The Court reviewed a number of authorities relied on by the administrators to support the position that only those creditors with an economic interest were required to give consent to the extension. It found the Court’s recent decision in in Re Pindar Scarborough Ltd (In Administration) [2024] EWHC 908 (Ch) to be most analogous and instructive. In that case, at the time that the company appointed administrators, Barclays Bank was a secured creditor with a charge registered at Companies House. Barclays Bank was paid off during the administration, and the administrators later sought an extension of their appointment. The extension was consented to by the main secured creditor, but not Barclays Bank, which was not asked.

The Court referred to the definition of “secured creditor” in section 248 of the Act and said:

"The definition of secured creditor is framed in the present tense: 'a creditor of the company who holds… a security'. To state the obvious, a secured creditor is a creditor, therefore one owed a debt by the company or other obligation sounding in money; and he is a creditor who holds a security as defined. A creditor who had once held security would not be within the definition. Neither does the definition purport to apply any time period other than the present. It does not, for example, treat a secured creditor as being one who was owed at a particular point a debt which was then secured. On that straightforward reading, by the time paragraph 78 was engaged in respect of the company, Barclays was no longer within the section 248 definition."
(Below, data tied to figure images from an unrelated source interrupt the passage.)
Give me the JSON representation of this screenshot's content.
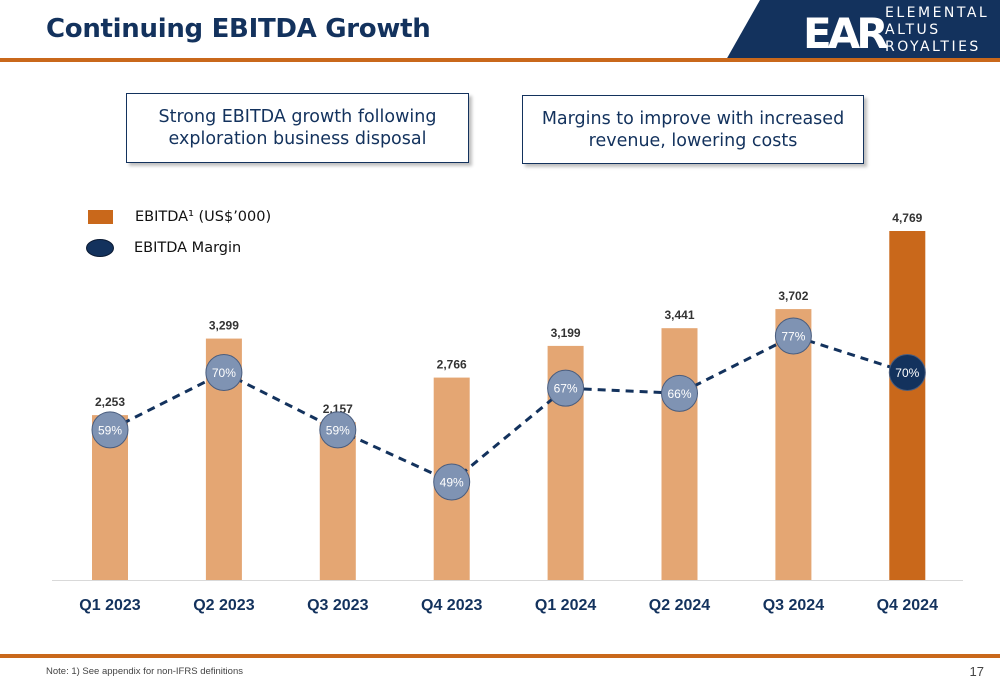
{
  "slide": {
    "title": "Continuing EBITDA Growth",
    "page_number": "17",
    "footnote": "Note: 1) See appendix for non-IFRS definitions",
    "logo": {
      "mark": "EAR",
      "lines": [
        "ELEMENTAL",
        "ALTUS",
        "ROYALTIES"
      ]
    },
    "callouts": [
      {
        "text": "Strong EBITDA growth following exploration business disposal"
      },
      {
        "text": "Margins to improve with increased revenue, lowering costs"
      }
    ]
  },
  "colors": {
    "brand_navy": "#13325d",
    "brand_orange": "#c9681b",
    "bar_light": "#e4a673",
    "margin_marker": "#7f93b3"
  },
  "chart_data": {
    "type": "bar",
    "categories": [
      "Q1 2023",
      "Q2 2023",
      "Q3 2023",
      "Q4 2023",
      "Q1 2024",
      "Q2 2024",
      "Q3 2024",
      "Q4 2024"
    ],
    "series": [
      {
        "name": "EBITDA¹ (US$’000)",
        "type": "bar",
        "values": [
          2253,
          3299,
          2157,
          2766,
          3199,
          3441,
          3702,
          4769
        ],
        "labels": [
          "2,253",
          "3,299",
          "2,157",
          "2,766",
          "3,199",
          "3,441",
          "3,702",
          "4,769"
        ],
        "highlight_index": 7
      },
      {
        "name": "EBITDA Margin",
        "type": "line",
        "style": "dashed",
        "values": [
          59,
          70,
          59,
          49,
          67,
          66,
          77,
          70
        ],
        "labels": [
          "59%",
          "70%",
          "59%",
          "49%",
          "67%",
          "66%",
          "77%",
          "70%"
        ],
        "highlight_index": 7
      }
    ],
    "legend_position": "top-left",
    "grid": false,
    "ylim": [
      0,
      4769
    ]
  }
}
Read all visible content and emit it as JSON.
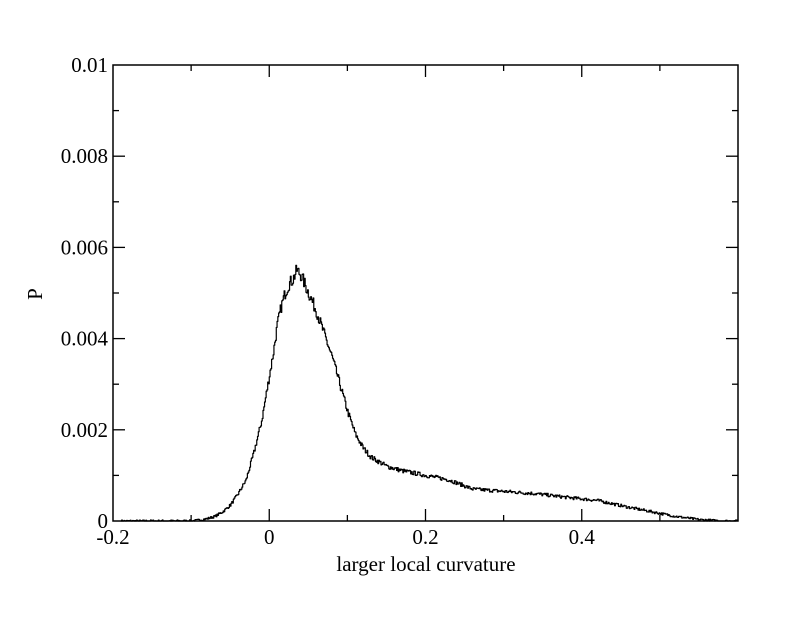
{
  "chart_data": {
    "type": "line",
    "title": "",
    "xlabel": "larger local curvature",
    "ylabel": "P",
    "xlim": [
      -0.2,
      0.6
    ],
    "ylim": [
      0,
      0.01
    ],
    "x_ticks": [
      -0.2,
      0,
      0.2,
      0.4
    ],
    "x_tick_labels": [
      "-0.2",
      "0",
      "0.2",
      "0.4"
    ],
    "y_ticks": [
      0,
      0.002,
      0.004,
      0.006,
      0.008,
      0.01
    ],
    "y_tick_labels": [
      "0",
      "0.002",
      "0.004",
      "0.006",
      "0.008",
      "0.01"
    ],
    "x_minor_step": 0.1,
    "y_minor_step": 0.001,
    "grid": false,
    "line_color": "#000000",
    "series": [
      {
        "x": [
          -0.19,
          -0.18,
          -0.16,
          -0.14,
          -0.12,
          -0.1,
          -0.09,
          -0.08,
          -0.07,
          -0.06,
          -0.05,
          -0.04,
          -0.03,
          -0.02,
          -0.01,
          0.0,
          0.005,
          0.01,
          0.015,
          0.02,
          0.025,
          0.03,
          0.035,
          0.04,
          0.045,
          0.05,
          0.06,
          0.07,
          0.08,
          0.09,
          0.1,
          0.11,
          0.12,
          0.13,
          0.15,
          0.17,
          0.2,
          0.23,
          0.26,
          0.3,
          0.34,
          0.38,
          0.42,
          0.46,
          0.49,
          0.52,
          0.55,
          0.58,
          0.6
        ],
        "y": [
          0.0,
          0.0,
          0.0,
          0.0,
          0.0,
          0.0,
          2e-05,
          5e-05,
          0.0001,
          0.0002,
          0.00035,
          0.0006,
          0.0009,
          0.0015,
          0.0022,
          0.0032,
          0.0037,
          0.0043,
          0.0047,
          0.005,
          0.0052,
          0.0053,
          0.0055,
          0.0054,
          0.0052,
          0.005,
          0.0046,
          0.0041,
          0.0036,
          0.003,
          0.0024,
          0.0019,
          0.0016,
          0.0014,
          0.0012,
          0.0011,
          0.001,
          0.0009,
          0.0007,
          0.00065,
          0.0006,
          0.00052,
          0.00045,
          0.0003,
          0.0002,
          0.0001,
          3e-05,
          0.0,
          0.0
        ]
      }
    ]
  }
}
The judge then specifically rejected the Insolvency Service’s approach set out in the First Review of the Insolvency (England and Wales) Rules 2016, stating:

"It is not therefore apparent how the rule can be made 'clearer' in order to reflect the Government's long-standing view that notice ought to be given to creditors who have been paid in full. Instead, if that were what this rule was meant to do, the wording would have to be reversed. … rule 15.11(1) does not itself create any ambiguity. Insofar as there is ambiguity it is in this Insolvency Service response.”

The Court in Re Pindar Scarborough Ltd (In Administration) concluded that the issue was governed by section 248, and that the consensual extension of the administration was effective and no retrospective order was required.

The Court in this case agreed, finding that section 248 is clear, and contained in primary legislation. A secured creditor is defined as "a creditor … who holds … a security". A creditor who has been repaid is no longer "a creditor". Rule 15.11, contained in secondary legislation, does not contain a definition of secured creditor for the purposes of Schedule B1. Even if it did, it would not lead to a different conclusion from section 248.

A secured creditor is one who is owed a debt that is secured. Any creditor whose debt has been paid off is ex hypothesi no longer a creditor, and therefore no longer a secured creditor. Nothing in the legislation suggests, let alone compels, the conclusion that the position is to be governed only at the point of entry into the administration process. And, according to the Court, that is as it should be. Only those who have an economic interest in the outcome should be concerned to make decisions about the continuance of the administration. There is no reason why a commercial organisation such as a bank that has been repaid in full should have to spend its time and money making administration decisions that do not affect it.

The Court concluded its decision by challenging the Government to legislate more clearly if it wishes there to be a different result, and moreover to explain why those with no economic interest in the outcome of an administration should nevertheless determine what happens. In the meantime, the Court held that a secured creditor whose debt is paid off ceases to be a secured creditor for the purposes of Schedule B1 of the 1986 Act, and its consent is no longer needed for any decision requiring the consent of such a creditor. No prejudice can be or is caused to such a person by not obtaining its consent.

Conclusion

Accordingly, the Court ruled that the extension of the administration by consent was valid.